Health care spending is $2.4 trillion and today accounts for one out of six dollars in the American economy. What separates health care from every other sector of the American economy is that there is little or no consumer control over the flow of health care dollars. In fact, consumers control only about 16 cents out of every dollar that is spent on health care. Employers, managed-care executives and government officials control the vast bulk of health care spending. So when you hear that health care is different from other goods and services in the economy, that's an unpleasant fact, rooted in stupid and outdated government policies.
Government spending accounts for half of all health care spending, and the Obama administration and Democrats in Congress aim to make that large government share much bigger. This would be done through the expansion of government health programs, Medicaid and SCHIP, already underway through the stimulus and other legislation, as well as the health care reform program that Obama and congressional Democrats will unveil on Capitol Hill later this month. That will be the first time that Americans will get a chance to see the crucial details of health reform, and be able to get an understanding of how the various financing and delivery reforms will affect them.
Meanwhile, the giants of the health care industry -- the trade associations representing doctors, hospitals, pharmaceutical and medical technology companies, as well as organized labor -- are jockeying for position in the coming national health care debate. Joining with President Obama, the chiefs of the American Medical Association, the American Hospital Association, the Advanced Medical technology Association, America's Health Insurance Plans, as well as the Service Employees International Union, say that they will cooperate with the President in reducing health care spending by 1.5% annually, amounting to a $2 trillion reduction in health care spending over ten years. Sounds impressive.
Phony Savings Predictions
The health care chiefs say that they can achieve this ambitious goal by adopting a variety of now fashionable health care "delivery reforms": administrative simplification and standardization of insurance, the adoption and widespread use of health care information technology, various "quality initiatives," care coordination and disease management, "evidence based medicine," new payment reforms, and downright good things like health care promotion, wellness and disease prevention.
Federal Control Not Inevitable
The savings that are supposed to emerge from the adoption of these initiatives are similar to the "delivery reform" savings the President is promoting. There is one little problem with all of this. There is no way to secure a reliable savings estimate of these kinds of initiatives unless one knows the measurable details of how these initiatives are to be implemented. Nobody yet knows any of this. Faster transactions through the adoption of information technology, for example, could end up as just another way to speed up inefficient transactions driven by the perverse incentives that pervade the health care sector of the economy. Concerning Obama's vaunted health budget savings, the editors of the Washington Post on April 15, denounced them as "phony" and likely to cover only a "fraction" of the true cost of health care reform. Taxpayers take note: The true cost of the Obama reform is expected to be well in excess of $1 trillion over the next ten years.
Whatever one thinks of the specifics of the Obama health care agenda regarding such issues as the cost of health care, access to coverage, and the quality of care, there is one fact that is indisputable: It would centralize power and control in Washington over the financing and delivery of medical care for all Americans. This debate, at the end of the day, is about power and control. Those who do not understand that do not understand the current debate or its changing political dynamics. A new public health plan, like Medicare, now facing fiscal collapse by the way, would displace the private coverage of millions of Americans, and Washington would make key decisions over health insurance and its regulation, as well as health benefits and the ways in which care would be delivered and financed.
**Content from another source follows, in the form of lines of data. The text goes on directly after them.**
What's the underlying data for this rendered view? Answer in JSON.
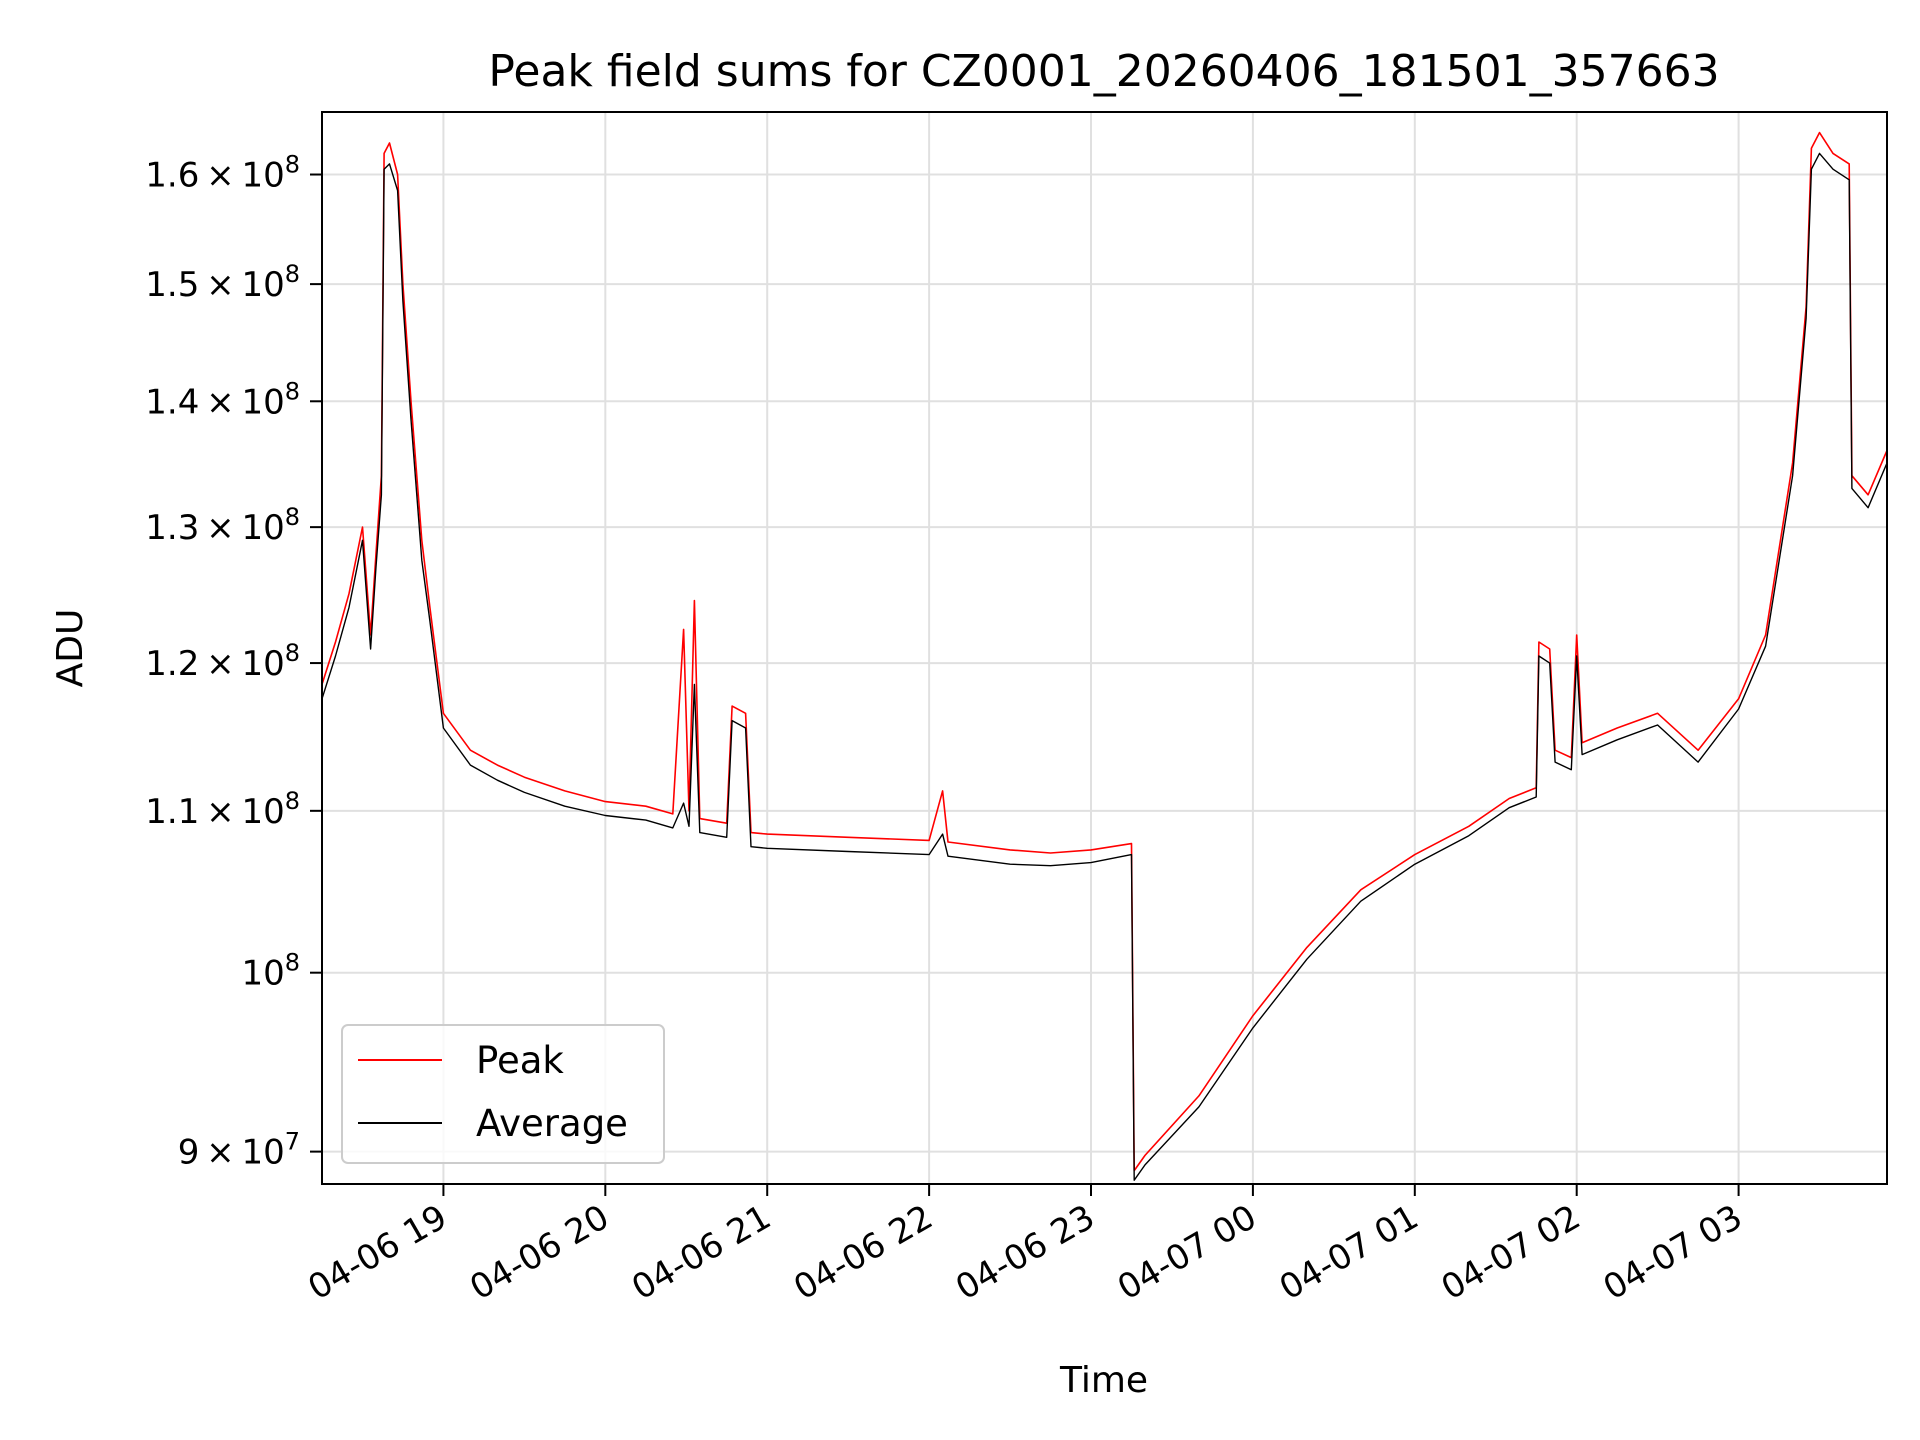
{
  "chart_data": {
    "type": "line",
    "title": "Peak field sums for CZ0001_20260406_181501_357663",
    "xlabel": "Time",
    "ylabel": "ADU",
    "y_scale": "log",
    "grid": true,
    "legend_placement": "lower-left",
    "xlim": [
      "2026-04-06 18:15",
      "2026-04-07 03:55"
    ],
    "ylim": [
      88300000,
      166000000
    ],
    "x_ticks": [
      {
        "value": "2026-04-06 19:00",
        "label": "04-06 19"
      },
      {
        "value": "2026-04-06 20:00",
        "label": "04-06 20"
      },
      {
        "value": "2026-04-06 21:00",
        "label": "04-06 21"
      },
      {
        "value": "2026-04-06 22:00",
        "label": "04-06 22"
      },
      {
        "value": "2026-04-06 23:00",
        "label": "04-06 23"
      },
      {
        "value": "2026-04-07 00:00",
        "label": "04-07 00"
      },
      {
        "value": "2026-04-07 01:00",
        "label": "04-07 01"
      },
      {
        "value": "2026-04-07 02:00",
        "label": "04-07 02"
      },
      {
        "value": "2026-04-07 03:00",
        "label": "04-07 03"
      }
    ],
    "y_ticks": [
      {
        "value": 90000000,
        "mantissa": "9",
        "exp": "7"
      },
      {
        "value": 100000000,
        "mantissa": "",
        "exp": "8"
      },
      {
        "value": 110000000,
        "mantissa": "1.1",
        "exp": "8"
      },
      {
        "value": 120000000,
        "mantissa": "1.2",
        "exp": "8"
      },
      {
        "value": 130000000,
        "mantissa": "1.3",
        "exp": "8"
      },
      {
        "value": 140000000,
        "mantissa": "1.4",
        "exp": "8"
      },
      {
        "value": 150000000,
        "mantissa": "1.5",
        "exp": "8"
      },
      {
        "value": 160000000,
        "mantissa": "1.6",
        "exp": "8"
      }
    ],
    "series": [
      {
        "name": "Peak",
        "color": "#ff0000",
        "points": [
          [
            "2026-04-06 18:15",
            118500000
          ],
          [
            "2026-04-06 18:20",
            121500000
          ],
          [
            "2026-04-06 18:25",
            125000000
          ],
          [
            "2026-04-06 18:30",
            130000000
          ],
          [
            "2026-04-06 18:33",
            122000000
          ],
          [
            "2026-04-06 18:35",
            128000000
          ],
          [
            "2026-04-06 18:37",
            134000000
          ],
          [
            "2026-04-06 18:38",
            162000000
          ],
          [
            "2026-04-06 18:40",
            163000000
          ],
          [
            "2026-04-06 18:43",
            160000000
          ],
          [
            "2026-04-06 18:45",
            150000000
          ],
          [
            "2026-04-06 18:48",
            140000000
          ],
          [
            "2026-04-06 18:52",
            129000000
          ],
          [
            "2026-04-06 18:55",
            124000000
          ],
          [
            "2026-04-06 19:00",
            116500000
          ],
          [
            "2026-04-06 19:10",
            114000000
          ],
          [
            "2026-04-06 19:20",
            113000000
          ],
          [
            "2026-04-06 19:30",
            112200000
          ],
          [
            "2026-04-06 19:45",
            111300000
          ],
          [
            "2026-04-06 20:00",
            110600000
          ],
          [
            "2026-04-06 20:15",
            110300000
          ],
          [
            "2026-04-06 20:25",
            109800000
          ],
          [
            "2026-04-06 20:29",
            122400000
          ],
          [
            "2026-04-06 20:31",
            110000000
          ],
          [
            "2026-04-06 20:33",
            124500000
          ],
          [
            "2026-04-06 20:35",
            109500000
          ],
          [
            "2026-04-06 20:45",
            109200000
          ],
          [
            "2026-04-06 20:47",
            117000000
          ],
          [
            "2026-04-06 20:52",
            116500000
          ],
          [
            "2026-04-06 20:54",
            108600000
          ],
          [
            "2026-04-06 21:00",
            108500000
          ],
          [
            "2026-04-06 21:30",
            108300000
          ],
          [
            "2026-04-06 22:00",
            108100000
          ],
          [
            "2026-04-06 22:05",
            111300000
          ],
          [
            "2026-04-06 22:07",
            108000000
          ],
          [
            "2026-04-06 22:30",
            107500000
          ],
          [
            "2026-04-06 22:45",
            107300000
          ],
          [
            "2026-04-06 23:00",
            107500000
          ],
          [
            "2026-04-06 23:15",
            107900000
          ],
          [
            "2026-04-06 23:16",
            89000000
          ],
          [
            "2026-04-06 23:20",
            89800000
          ],
          [
            "2026-04-06 23:40",
            93000000
          ],
          [
            "2026-04-07 00:00",
            97500000
          ],
          [
            "2026-04-07 00:20",
            101500000
          ],
          [
            "2026-04-07 00:40",
            105000000
          ],
          [
            "2026-04-07 01:00",
            107200000
          ],
          [
            "2026-04-07 01:20",
            109000000
          ],
          [
            "2026-04-07 01:35",
            110800000
          ],
          [
            "2026-04-07 01:45",
            111500000
          ],
          [
            "2026-04-07 01:46",
            121500000
          ],
          [
            "2026-04-07 01:50",
            121000000
          ],
          [
            "2026-04-07 01:52",
            114000000
          ],
          [
            "2026-04-07 01:58",
            113500000
          ],
          [
            "2026-04-07 02:00",
            122000000
          ],
          [
            "2026-04-07 02:02",
            114500000
          ],
          [
            "2026-04-07 02:15",
            115500000
          ],
          [
            "2026-04-07 02:30",
            116500000
          ],
          [
            "2026-04-07 02:45",
            114000000
          ],
          [
            "2026-04-07 03:00",
            117500000
          ],
          [
            "2026-04-07 03:10",
            122000000
          ],
          [
            "2026-04-07 03:20",
            135000000
          ],
          [
            "2026-04-07 03:25",
            148000000
          ],
          [
            "2026-04-07 03:27",
            162500000
          ],
          [
            "2026-04-07 03:30",
            164000000
          ],
          [
            "2026-04-07 03:35",
            162000000
          ],
          [
            "2026-04-07 03:41",
            161000000
          ],
          [
            "2026-04-07 03:42",
            134000000
          ],
          [
            "2026-04-07 03:48",
            132500000
          ],
          [
            "2026-04-07 03:55",
            136000000
          ]
        ]
      },
      {
        "name": "Average",
        "color": "#000000",
        "points": [
          [
            "2026-04-06 18:15",
            117500000
          ],
          [
            "2026-04-06 18:20",
            120500000
          ],
          [
            "2026-04-06 18:25",
            124000000
          ],
          [
            "2026-04-06 18:30",
            129000000
          ],
          [
            "2026-04-06 18:33",
            121000000
          ],
          [
            "2026-04-06 18:35",
            127000000
          ],
          [
            "2026-04-06 18:37",
            132500000
          ],
          [
            "2026-04-06 18:38",
            160500000
          ],
          [
            "2026-04-06 18:40",
            161000000
          ],
          [
            "2026-04-06 18:43",
            158500000
          ],
          [
            "2026-04-06 18:45",
            148500000
          ],
          [
            "2026-04-06 18:48",
            138500000
          ],
          [
            "2026-04-06 18:52",
            127500000
          ],
          [
            "2026-04-06 18:55",
            123000000
          ],
          [
            "2026-04-06 19:00",
            115500000
          ],
          [
            "2026-04-06 19:10",
            113000000
          ],
          [
            "2026-04-06 19:20",
            112000000
          ],
          [
            "2026-04-06 19:30",
            111200000
          ],
          [
            "2026-04-06 19:45",
            110300000
          ],
          [
            "2026-04-06 20:00",
            109700000
          ],
          [
            "2026-04-06 20:15",
            109400000
          ],
          [
            "2026-04-06 20:25",
            108900000
          ],
          [
            "2026-04-06 20:29",
            110500000
          ],
          [
            "2026-04-06 20:31",
            109000000
          ],
          [
            "2026-04-06 20:33",
            118500000
          ],
          [
            "2026-04-06 20:35",
            108600000
          ],
          [
            "2026-04-06 20:45",
            108300000
          ],
          [
            "2026-04-06 20:47",
            116000000
          ],
          [
            "2026-04-06 20:52",
            115500000
          ],
          [
            "2026-04-06 20:54",
            107700000
          ],
          [
            "2026-04-06 21:00",
            107600000
          ],
          [
            "2026-04-06 21:30",
            107400000
          ],
          [
            "2026-04-06 22:00",
            107200000
          ],
          [
            "2026-04-06 22:05",
            108500000
          ],
          [
            "2026-04-06 22:07",
            107100000
          ],
          [
            "2026-04-06 22:30",
            106600000
          ],
          [
            "2026-04-06 22:45",
            106500000
          ],
          [
            "2026-04-06 23:00",
            106700000
          ],
          [
            "2026-04-06 23:15",
            107200000
          ],
          [
            "2026-04-06 23:16",
            88500000
          ],
          [
            "2026-04-06 23:20",
            89300000
          ],
          [
            "2026-04-06 23:40",
            92400000
          ],
          [
            "2026-04-07 00:00",
            96800000
          ],
          [
            "2026-04-07 00:20",
            100800000
          ],
          [
            "2026-04-07 00:40",
            104300000
          ],
          [
            "2026-04-07 01:00",
            106600000
          ],
          [
            "2026-04-07 01:20",
            108400000
          ],
          [
            "2026-04-07 01:35",
            110200000
          ],
          [
            "2026-04-07 01:45",
            110900000
          ],
          [
            "2026-04-07 01:46",
            120500000
          ],
          [
            "2026-04-07 01:50",
            120000000
          ],
          [
            "2026-04-07 01:52",
            113200000
          ],
          [
            "2026-04-07 01:58",
            112700000
          ],
          [
            "2026-04-07 02:00",
            120500000
          ],
          [
            "2026-04-07 02:02",
            113700000
          ],
          [
            "2026-04-07 02:15",
            114700000
          ],
          [
            "2026-04-07 02:30",
            115700000
          ],
          [
            "2026-04-07 02:45",
            113200000
          ],
          [
            "2026-04-07 03:00",
            116800000
          ],
          [
            "2026-04-07 03:10",
            121200000
          ],
          [
            "2026-04-07 03:20",
            134000000
          ],
          [
            "2026-04-07 03:25",
            147000000
          ],
          [
            "2026-04-07 03:27",
            160500000
          ],
          [
            "2026-04-07 03:30",
            162000000
          ],
          [
            "2026-04-07 03:35",
            160500000
          ],
          [
            "2026-04-07 03:41",
            159500000
          ],
          [
            "2026-04-07 03:42",
            133000000
          ],
          [
            "2026-04-07 03:48",
            131500000
          ],
          [
            "2026-04-07 03:55",
            135000000
          ]
        ]
      }
    ]
  }
}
Perhaps the giants of the health care industry believe that federal control of the system is inevitable, and they are trying to strike an early deal with the Obama administration and liberals in Congress to limit whatever damage they think is inevitable. But nothing is inevitable, and they don't represent the American people. Much depends upon how the American people will react to the details of the reform, and what exactly it means for them, their health plan, their relationship with their doctor, and their pocketbook.
Remember that the enactment of the Clinton health plan was considered by the Washington cognoscenti, including the high powered business types on K Street, inevitable in 1993. But the details, as former Senator Tom Daschle said, were fatal. Likewise all of the high-powered lobbyists in Washington backed the Medicare Catastrophic Act of 1988, but it was repealed one year later. The Washington establishment was wrong then, and vigilant and well-informed individuals and families, the ordinary taxpayers, can prove them wrong again.
Robert E. Moffit, Ph.D.,is Director of the Center for Health Policy Studies at The Heritage Foundation.